Chris had this little chair in his bedroom when he was a kid. He remembers his mother, Betty, reupholstering it with the striped fabric.
For some reason, he held onto it. We would use it sometimes as extra seating at garage sales, or as a stool for reaching high places.
For the last decade, it’s been buried under empty boxes in our basement. Recently I decided to organize the basement, and I brought the chair upstairs into the light of day.
We’d just been to an exhibit featuring the work of Danish modern furniture designers – the best of the best from the Mad Men era. Those chairs certainly outclassed our chair, but this cute little guy was sure trying.
After a little research, we learned that we had a “tubular cantilever chair.” The back and seat are attached to a continuous steel frame that then sweeps beautifully to an L-shaped base.
This simple and ingenious design has been around for a surprisingly long time and was actually once the center of controversy.
An early version of the cantilever chair was designed in 1925 by Marcel Breuer, a Hungarian modernist designer and architect. But it is said that his design was inspired by the work of Dutch designer Mart Stam. The two designers wound up in a patent lawsuit in a German court, which Stam won.
Contemporary furniture designers of the time embraced the cantilever concept and were inspired to create all sorts of variations.
Better Than New
With the recent renewed interest in mid century modern design, these chairs are popular once again.
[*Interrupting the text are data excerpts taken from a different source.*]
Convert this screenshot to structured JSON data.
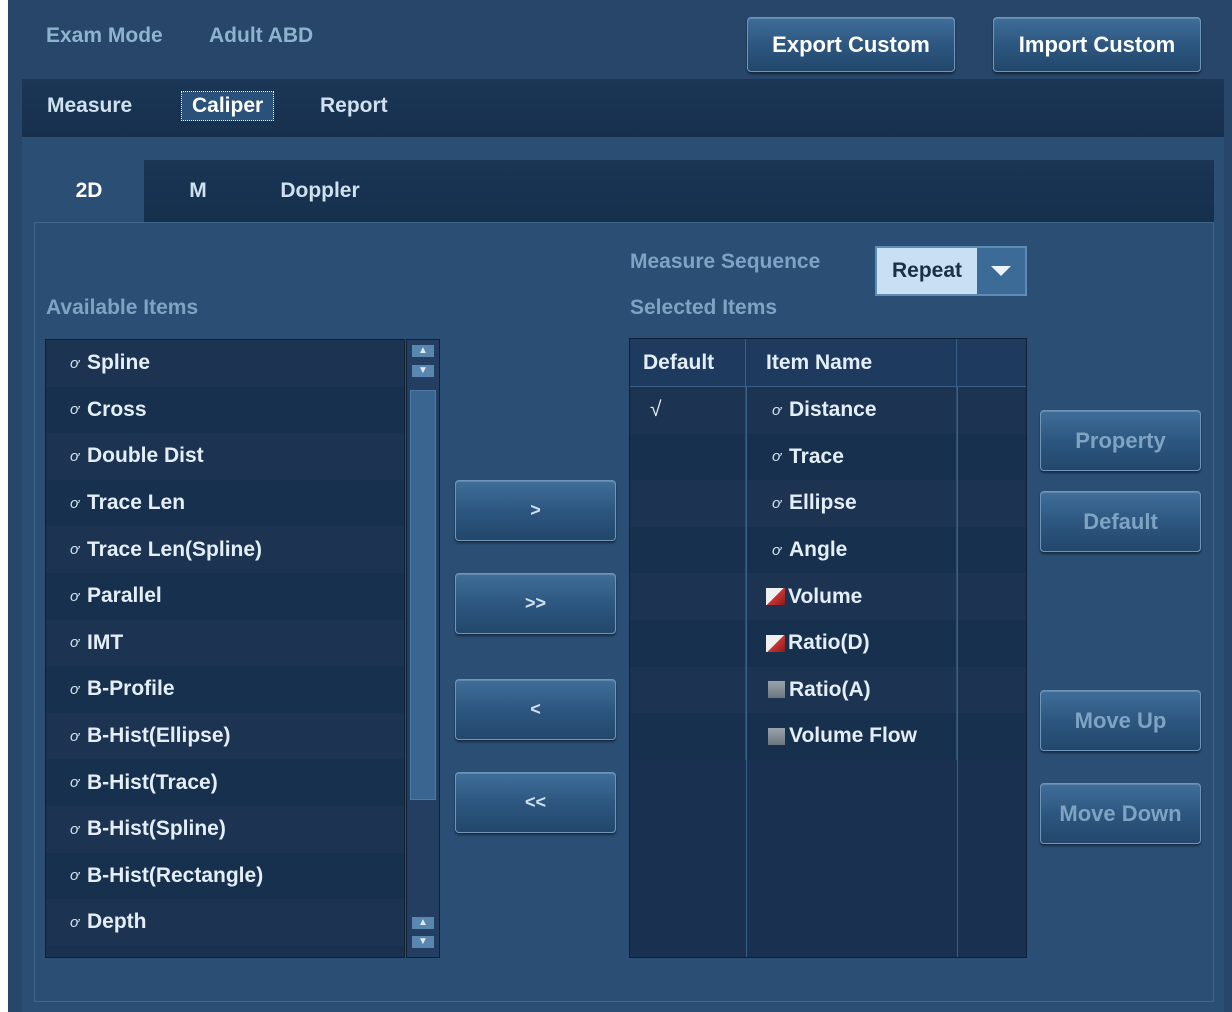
{
  "header": {
    "exam_mode_label": "Exam Mode",
    "exam_mode_value": "Adult ABD",
    "export_button": "Export Custom",
    "import_button": "Import Custom"
  },
  "main_tabs": [
    {
      "label": "Measure"
    },
    {
      "label": "Caliper",
      "active": true
    },
    {
      "label": "Report"
    }
  ],
  "mode_tabs": [
    {
      "label": "2D",
      "active": true
    },
    {
      "label": "M"
    },
    {
      "label": "Doppler"
    }
  ],
  "available": {
    "label": "Available Items",
    "items": [
      {
        "icon": "caliper-icon",
        "label": "Spline"
      },
      {
        "icon": "caliper-icon",
        "label": "Cross"
      },
      {
        "icon": "caliper-icon",
        "label": "Double Dist"
      },
      {
        "icon": "caliper-icon",
        "label": "Trace Len"
      },
      {
        "icon": "caliper-icon",
        "label": "Trace Len(Spline)"
      },
      {
        "icon": "caliper-icon",
        "label": "Parallel"
      },
      {
        "icon": "caliper-icon",
        "label": "IMT"
      },
      {
        "icon": "caliper-icon",
        "label": "B-Profile"
      },
      {
        "icon": "caliper-icon",
        "label": "B-Hist(Ellipse)"
      },
      {
        "icon": "caliper-icon",
        "label": "B-Hist(Trace)"
      },
      {
        "icon": "caliper-icon",
        "label": "B-Hist(Spline)"
      },
      {
        "icon": "caliper-icon",
        "label": "B-Hist(Rectangle)"
      },
      {
        "icon": "caliper-icon",
        "label": "Depth"
      }
    ]
  },
  "transfer_buttons": {
    "add": ">",
    "add_all": ">>",
    "remove": "<",
    "remove_all": "<<"
  },
  "measure_sequence": {
    "label": "Measure Sequence",
    "value": "Repeat"
  },
  "selected": {
    "label": "Selected Items",
    "columns": [
      "Default",
      "Item Name",
      ""
    ],
    "rows": [
      {
        "default": "√",
        "icon": "caliper-icon",
        "name": "Distance"
      },
      {
        "default": "",
        "icon": "caliper-icon",
        "name": "Trace"
      },
      {
        "default": "",
        "icon": "caliper-icon",
        "name": "Ellipse"
      },
      {
        "default": "",
        "icon": "caliper-icon",
        "name": "Angle"
      },
      {
        "default": "",
        "icon": "volume-icon",
        "name": "Volume"
      },
      {
        "default": "",
        "icon": "volume-icon",
        "name": "Ratio(D)"
      },
      {
        "default": "",
        "icon": "gray-square-icon",
        "name": "Ratio(A)"
      },
      {
        "default": "",
        "icon": "gray-square-icon",
        "name": "Volume Flow"
      }
    ]
  },
  "side_buttons": {
    "property": "Property",
    "default": "Default",
    "move_up": "Move Up",
    "move_down": "Move Down"
  },
  "colors": {
    "background": "#27466a",
    "panel": "#2b4e75",
    "list_bg": "#1a3050",
    "label_blue": "#7ea3c3",
    "select_bg": "#c8dff4"
  }
}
So Chris decided to give his chair a little facelift.
First he removed the upholstery his mother had added to the seat, and the yellow bathrug that she had cut to fit as padding. As a child of the Great Depression, Betty never wasted anything.
Then he dealt with the chair back. It still had the original upholstery but had been painted several times. The little steel tacks, a nice decorative detail, had been painted over.
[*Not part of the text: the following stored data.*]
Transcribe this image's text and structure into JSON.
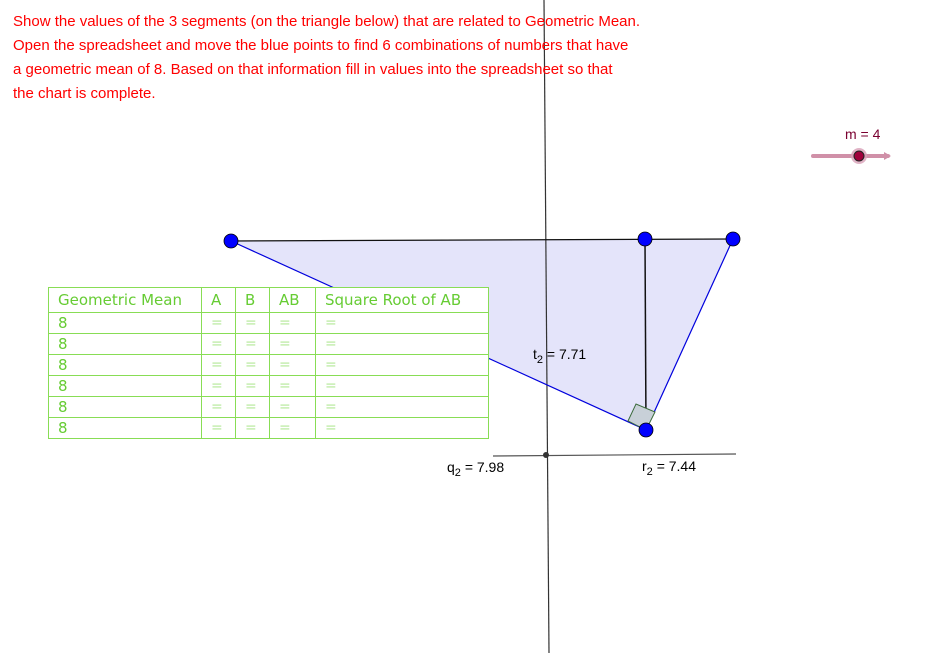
{
  "instructions": {
    "lines": [
      "Show the values of the 3 segments (on the triangle below) that are related to Geometric Mean.",
      "Open the spreadsheet and move the blue points to find 6 combinations of numbers that have",
      "a geometric mean of 8. Based on that information fill in values into the spreadsheet so that",
      "the chart is complete."
    ],
    "color": "#ff0000"
  },
  "slider": {
    "label": "m = 4",
    "name": "m",
    "value": 4,
    "color": "#c06080"
  },
  "measurements": {
    "t2": {
      "name": "t",
      "sub": "2",
      "value": "= 7.71"
    },
    "q2": {
      "name": "q",
      "sub": "2",
      "value": "= 7.98"
    },
    "r2": {
      "name": "r",
      "sub": "2",
      "value": "= 7.44"
    }
  },
  "colors": {
    "point": "#0000ff",
    "triangle_fill": "#e4e4fa",
    "triangle_edge": "#0000dd",
    "table_text": "#66cc33",
    "table_border": "#88dd55"
  },
  "table": {
    "headers": [
      "Geometric Mean",
      "A",
      "B",
      "AB",
      "Square Root of AB"
    ],
    "rows": [
      [
        "8",
        "=",
        "=",
        "=",
        "="
      ],
      [
        "8",
        "=",
        "=",
        "=",
        "="
      ],
      [
        "8",
        "=",
        "=",
        "=",
        "="
      ],
      [
        "8",
        "=",
        "=",
        "=",
        "="
      ],
      [
        "8",
        "=",
        "=",
        "=",
        "="
      ],
      [
        "8",
        "=",
        "=",
        "=",
        "="
      ]
    ]
  }
}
He stripped paint splatter from the steel frame and polished it.
You can see in this photo how the entire frame of the chair is one continuous piece of steel tubing. So with the back and the seat, the chair is made up of only three pieces.
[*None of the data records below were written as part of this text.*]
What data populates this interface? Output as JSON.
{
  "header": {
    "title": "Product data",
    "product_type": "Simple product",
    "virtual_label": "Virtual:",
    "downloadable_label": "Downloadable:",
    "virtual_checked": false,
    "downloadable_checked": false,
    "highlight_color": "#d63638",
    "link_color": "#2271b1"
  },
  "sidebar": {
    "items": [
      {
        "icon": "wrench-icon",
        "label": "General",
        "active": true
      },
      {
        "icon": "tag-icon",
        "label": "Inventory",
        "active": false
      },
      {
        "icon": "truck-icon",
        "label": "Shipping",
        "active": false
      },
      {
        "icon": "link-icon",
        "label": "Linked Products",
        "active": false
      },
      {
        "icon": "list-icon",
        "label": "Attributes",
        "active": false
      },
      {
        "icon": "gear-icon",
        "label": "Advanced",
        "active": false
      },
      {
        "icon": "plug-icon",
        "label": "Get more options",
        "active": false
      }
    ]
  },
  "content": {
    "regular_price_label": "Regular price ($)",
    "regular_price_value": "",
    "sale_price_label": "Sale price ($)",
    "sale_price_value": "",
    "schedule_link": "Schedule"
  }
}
Chris reupholstered the back and seat with a red leatherette fabric. I love his choice of the red – such a versatile color. Now the chair can work in either a whimsical retro setting or in a more serious classic contemporary environment.
The original upholstery fabric was nothing special and there were no maker’s marks on the chair, leading us to conclude that it is not a high-end piece. I suspect it looks better now than when it was new.
I don’t think it’s going back in the basement.